If your affluent clients are thinking about and discussing these questions with you, it will help set a framework for the mission statement. However, discussion is only the first step to implementing a plan. Putting the mission statement in writing gives it credibility and emphasizes its importance.

The mission statement need not conform to one specific structure. The statements can be as short or long as the family wants. The length can range from two sentences to one full page (this could include information on the family’s history and how its wealth was created). Here are some examples of family mission statements pulled together by Roy Williams and Vic Preisser in their book, Preparing Heirs: Five Steps to a Successful Transition of Family Wealth and Values, (Robert D. Reed Publishers, 2003):

  • “To use our resources to strengthen our family and to support causes in which we believe;
  • To strengthen our family and use its assets wisely; to enable our family and others to realize their fullest potential; to value and encourage love, work, self-sufficiency, and cooperation within the family and the larger community;
  • To live with integrity and make a difference in the lives of others.”

Whatever the length and the goals of the family wealth mission statement, it is imperative that each family member be committed to the statement’s goals and purpose. Your clients should realize that a family wealth mission statement cannot be decided by the senior generation alone if it is expected to be followed by all family members. Studies have shown that, for the mission statement to be effective, it must incorporate a joint sense of purpose versus one dictated by the patriarch or matriarch.

The statement should be reviewed regularly to ensure that the goals are still relevant, counsels Judy McKenna. You can encourage your clients to review their mission statements every three to five years, as well as after any major family event occurs, such as the birth of a new generation, the entrance of the younger generation into the workforce or the death of a grandparent.

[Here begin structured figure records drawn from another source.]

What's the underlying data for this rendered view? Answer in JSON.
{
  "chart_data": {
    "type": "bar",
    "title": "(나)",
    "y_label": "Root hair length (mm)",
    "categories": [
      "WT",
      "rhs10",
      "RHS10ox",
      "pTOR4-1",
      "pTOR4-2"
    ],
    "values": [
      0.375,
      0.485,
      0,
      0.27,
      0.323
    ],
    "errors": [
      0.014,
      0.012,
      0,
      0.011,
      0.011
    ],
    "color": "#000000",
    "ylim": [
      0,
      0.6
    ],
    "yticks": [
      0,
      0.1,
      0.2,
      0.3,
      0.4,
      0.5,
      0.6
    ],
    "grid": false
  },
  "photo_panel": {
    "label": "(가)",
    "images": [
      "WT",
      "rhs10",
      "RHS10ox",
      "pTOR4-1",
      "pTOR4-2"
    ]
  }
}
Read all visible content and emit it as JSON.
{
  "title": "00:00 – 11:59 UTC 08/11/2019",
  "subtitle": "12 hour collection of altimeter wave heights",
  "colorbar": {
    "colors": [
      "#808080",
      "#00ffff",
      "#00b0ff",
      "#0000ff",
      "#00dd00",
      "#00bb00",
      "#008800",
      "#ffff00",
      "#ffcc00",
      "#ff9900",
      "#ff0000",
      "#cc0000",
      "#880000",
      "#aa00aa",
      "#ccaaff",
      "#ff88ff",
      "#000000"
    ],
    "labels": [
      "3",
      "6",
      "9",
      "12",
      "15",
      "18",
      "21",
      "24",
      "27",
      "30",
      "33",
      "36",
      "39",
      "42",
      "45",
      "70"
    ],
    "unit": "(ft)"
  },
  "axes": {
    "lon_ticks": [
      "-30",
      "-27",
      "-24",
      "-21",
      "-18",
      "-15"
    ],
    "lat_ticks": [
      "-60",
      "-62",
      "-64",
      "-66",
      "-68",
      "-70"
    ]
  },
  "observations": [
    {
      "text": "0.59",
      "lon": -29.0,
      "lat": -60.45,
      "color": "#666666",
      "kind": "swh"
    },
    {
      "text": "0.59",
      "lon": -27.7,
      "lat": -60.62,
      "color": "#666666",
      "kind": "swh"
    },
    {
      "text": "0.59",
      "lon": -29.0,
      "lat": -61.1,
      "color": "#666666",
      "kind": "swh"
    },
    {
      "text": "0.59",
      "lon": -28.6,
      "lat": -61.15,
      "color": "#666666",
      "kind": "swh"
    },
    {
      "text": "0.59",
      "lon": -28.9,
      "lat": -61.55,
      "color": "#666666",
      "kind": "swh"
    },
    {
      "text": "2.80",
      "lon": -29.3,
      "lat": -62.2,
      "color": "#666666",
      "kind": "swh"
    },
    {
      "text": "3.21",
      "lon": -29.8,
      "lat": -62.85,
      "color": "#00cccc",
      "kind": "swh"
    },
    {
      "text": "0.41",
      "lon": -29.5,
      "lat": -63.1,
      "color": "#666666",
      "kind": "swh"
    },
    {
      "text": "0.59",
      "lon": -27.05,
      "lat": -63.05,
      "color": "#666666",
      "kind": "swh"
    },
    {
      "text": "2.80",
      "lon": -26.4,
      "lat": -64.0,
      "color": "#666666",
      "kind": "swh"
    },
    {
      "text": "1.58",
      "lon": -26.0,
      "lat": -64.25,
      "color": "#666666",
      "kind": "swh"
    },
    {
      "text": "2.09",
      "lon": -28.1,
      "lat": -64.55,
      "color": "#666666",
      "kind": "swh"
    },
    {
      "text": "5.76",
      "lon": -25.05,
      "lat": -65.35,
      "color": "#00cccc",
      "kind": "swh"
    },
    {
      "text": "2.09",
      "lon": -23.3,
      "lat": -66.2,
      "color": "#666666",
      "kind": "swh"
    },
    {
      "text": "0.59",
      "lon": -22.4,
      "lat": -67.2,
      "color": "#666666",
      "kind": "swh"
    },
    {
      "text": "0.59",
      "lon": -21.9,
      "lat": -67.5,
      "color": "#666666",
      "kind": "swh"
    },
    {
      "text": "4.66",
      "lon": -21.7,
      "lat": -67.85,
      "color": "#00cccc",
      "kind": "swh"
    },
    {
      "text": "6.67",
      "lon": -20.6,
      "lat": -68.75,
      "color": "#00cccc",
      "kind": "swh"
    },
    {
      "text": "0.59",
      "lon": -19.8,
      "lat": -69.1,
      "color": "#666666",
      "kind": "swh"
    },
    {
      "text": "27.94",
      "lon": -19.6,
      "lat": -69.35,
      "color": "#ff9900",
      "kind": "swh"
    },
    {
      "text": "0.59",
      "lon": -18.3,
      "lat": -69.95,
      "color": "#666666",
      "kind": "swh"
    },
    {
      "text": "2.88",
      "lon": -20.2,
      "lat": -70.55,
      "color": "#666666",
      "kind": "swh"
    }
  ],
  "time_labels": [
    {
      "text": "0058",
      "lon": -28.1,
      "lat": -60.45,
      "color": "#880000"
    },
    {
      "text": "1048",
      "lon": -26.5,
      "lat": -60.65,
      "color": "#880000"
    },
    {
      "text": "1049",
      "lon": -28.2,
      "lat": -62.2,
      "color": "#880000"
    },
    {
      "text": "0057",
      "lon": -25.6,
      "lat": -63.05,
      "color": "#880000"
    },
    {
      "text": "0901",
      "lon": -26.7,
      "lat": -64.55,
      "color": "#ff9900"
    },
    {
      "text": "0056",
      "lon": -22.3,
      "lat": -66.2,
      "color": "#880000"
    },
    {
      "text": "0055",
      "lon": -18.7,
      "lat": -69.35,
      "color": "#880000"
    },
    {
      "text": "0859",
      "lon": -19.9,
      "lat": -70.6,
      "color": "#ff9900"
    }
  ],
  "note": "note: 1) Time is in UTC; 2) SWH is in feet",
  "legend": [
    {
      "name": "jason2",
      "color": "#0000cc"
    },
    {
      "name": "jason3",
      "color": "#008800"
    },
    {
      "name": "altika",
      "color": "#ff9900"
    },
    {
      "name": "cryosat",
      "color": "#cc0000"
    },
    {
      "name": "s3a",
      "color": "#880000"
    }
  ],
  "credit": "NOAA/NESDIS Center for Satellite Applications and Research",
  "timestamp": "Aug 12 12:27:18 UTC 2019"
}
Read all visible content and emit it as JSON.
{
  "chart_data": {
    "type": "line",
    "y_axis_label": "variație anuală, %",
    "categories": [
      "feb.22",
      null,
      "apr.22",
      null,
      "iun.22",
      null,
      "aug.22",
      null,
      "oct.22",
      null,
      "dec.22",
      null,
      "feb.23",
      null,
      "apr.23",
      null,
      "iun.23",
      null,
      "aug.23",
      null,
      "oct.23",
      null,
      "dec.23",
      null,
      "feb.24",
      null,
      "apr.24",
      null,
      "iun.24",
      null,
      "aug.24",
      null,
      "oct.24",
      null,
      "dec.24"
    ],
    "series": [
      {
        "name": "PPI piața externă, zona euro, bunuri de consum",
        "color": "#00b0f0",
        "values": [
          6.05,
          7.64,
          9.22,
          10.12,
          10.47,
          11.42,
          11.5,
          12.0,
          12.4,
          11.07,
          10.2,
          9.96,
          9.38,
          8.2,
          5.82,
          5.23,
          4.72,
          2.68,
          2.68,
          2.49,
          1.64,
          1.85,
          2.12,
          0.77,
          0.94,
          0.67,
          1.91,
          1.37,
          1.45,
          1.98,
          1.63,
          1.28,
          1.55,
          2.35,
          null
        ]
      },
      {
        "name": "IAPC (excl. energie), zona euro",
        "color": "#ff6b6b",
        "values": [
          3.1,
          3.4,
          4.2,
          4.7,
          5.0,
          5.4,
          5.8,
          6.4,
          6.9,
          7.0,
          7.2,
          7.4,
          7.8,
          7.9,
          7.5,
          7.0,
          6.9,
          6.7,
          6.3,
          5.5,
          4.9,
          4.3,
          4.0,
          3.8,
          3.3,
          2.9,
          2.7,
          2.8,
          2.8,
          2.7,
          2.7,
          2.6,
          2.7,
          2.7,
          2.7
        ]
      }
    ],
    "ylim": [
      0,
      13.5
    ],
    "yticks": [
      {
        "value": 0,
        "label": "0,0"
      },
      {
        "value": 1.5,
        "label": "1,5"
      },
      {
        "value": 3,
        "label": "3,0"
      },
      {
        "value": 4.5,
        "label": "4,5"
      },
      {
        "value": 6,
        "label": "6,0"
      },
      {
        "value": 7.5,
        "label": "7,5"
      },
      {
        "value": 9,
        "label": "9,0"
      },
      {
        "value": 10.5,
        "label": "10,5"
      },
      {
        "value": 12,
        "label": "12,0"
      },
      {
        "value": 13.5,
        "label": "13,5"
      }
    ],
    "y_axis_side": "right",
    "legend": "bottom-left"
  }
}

But beyond encouraging consistent financial reviews or identifying objectives, the suggestion of a family mission statement can help set you apart from the competition. While any advisor can help determine basic financial goals and schedule meetings, the mission statement offers a creative and innovative way for affluent families to not only manage their wealth but also create a structure of stewardship for that wealth for their future generations.